The tooling was originally designed for full file system parsing. We added iTunes backup as an option for folks to develop specific artifacts for these. Since the backups have so little useful data in comparison to a full file system I have received little to none backup specific artifacts.

I think it is a good idea but I'm not sure how much benefit will it provide in the sense that almost all use cases involve full file systems and not backups.

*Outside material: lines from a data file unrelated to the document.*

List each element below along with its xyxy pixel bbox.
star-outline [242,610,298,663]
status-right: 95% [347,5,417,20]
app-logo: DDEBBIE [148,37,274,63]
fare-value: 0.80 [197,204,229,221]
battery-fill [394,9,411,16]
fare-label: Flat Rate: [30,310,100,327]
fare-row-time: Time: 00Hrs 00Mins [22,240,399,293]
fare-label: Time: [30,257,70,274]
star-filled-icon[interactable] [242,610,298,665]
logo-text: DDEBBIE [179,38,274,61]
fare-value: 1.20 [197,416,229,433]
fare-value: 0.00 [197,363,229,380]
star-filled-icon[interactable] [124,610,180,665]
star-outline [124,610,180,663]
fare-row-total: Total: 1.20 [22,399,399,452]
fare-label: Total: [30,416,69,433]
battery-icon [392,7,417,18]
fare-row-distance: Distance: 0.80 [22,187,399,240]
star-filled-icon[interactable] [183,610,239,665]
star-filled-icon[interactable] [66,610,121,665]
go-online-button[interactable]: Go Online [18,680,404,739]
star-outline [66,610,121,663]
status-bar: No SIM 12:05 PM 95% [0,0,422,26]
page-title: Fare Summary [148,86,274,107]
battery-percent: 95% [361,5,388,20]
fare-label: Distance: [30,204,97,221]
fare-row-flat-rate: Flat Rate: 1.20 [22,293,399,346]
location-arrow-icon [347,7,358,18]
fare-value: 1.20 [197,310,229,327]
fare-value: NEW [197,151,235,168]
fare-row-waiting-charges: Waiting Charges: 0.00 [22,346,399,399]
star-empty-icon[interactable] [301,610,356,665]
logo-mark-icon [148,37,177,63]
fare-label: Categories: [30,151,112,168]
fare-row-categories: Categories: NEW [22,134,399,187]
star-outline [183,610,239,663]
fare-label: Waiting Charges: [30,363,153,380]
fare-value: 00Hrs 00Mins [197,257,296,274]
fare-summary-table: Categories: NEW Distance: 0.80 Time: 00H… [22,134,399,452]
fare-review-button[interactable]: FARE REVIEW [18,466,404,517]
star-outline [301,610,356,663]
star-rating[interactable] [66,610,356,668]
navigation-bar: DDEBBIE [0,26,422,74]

As a mater of fact many of the artifacts that find stuff in a backup do so accidentally since the report comes from an artifact originally designed for a full file system. For example some of these FFS artifacts would get more hits on a backup if the paths were fully qualified instead of using the backup domains.

Long story short backups haven't been our focus per user population tool usage but I am happy to merge anything that helps any user case as long as the overhead is manageable and does not impacts creating an artifact. It has to be a really necessary change (like making all timestamps datetime objects for your html solution to work) in order to require an artifact creator to abide by a particular rule beyond the current ones.

Hope that makes sense.

On Sat, Nov 4, 2023, 6:03 PM James Habben @.***> wrote:

i think we could benefit from having a field that declares if this module is parsing an artifact from a filesystem dump or itunes backup. can certainly better inform users of what they can expect to extract using the module, but it could help in improving processing speed in allowing the script to skip a module or artifact of module if its not processing a data source that it can even extract data from. unsure if this would be better applied at the module or report artifact level.

— Reply to this email directly, view it on GitHub https://github.com/abrignoni/iLEAPP/issues/568#issuecomment-1793565503, or unsubscribe https://github.com/notifications/unsubscribe-auth/AG3DPCYAYOPQCWBI4YEB2DDYC23RVAVCNFSM6AAAAAA6C26332VHI2DSMVQWIX3LMV43OSLTON2WKQ3PNVWWK3TUHMYTOOJTGU3DKNJQGM . You are receiving this because you commented.Message ID: @.***>

JamesHabben commented 10 months ago

yup. understood and agree. on the civilian side of this world, we deal almost exclusively with backups or non-FFS extractions. my testing with iLEAPP so far has been with a few icloud or itunes backups and i'm happy to see that many of the modules are finding data to process. i haven't fully thought out what adding a 'data source' type of field in the info structure would look like, but it would certainly help potential users (selfishly, me lol) to know if a module can parse data from a backup or if a FFS is required.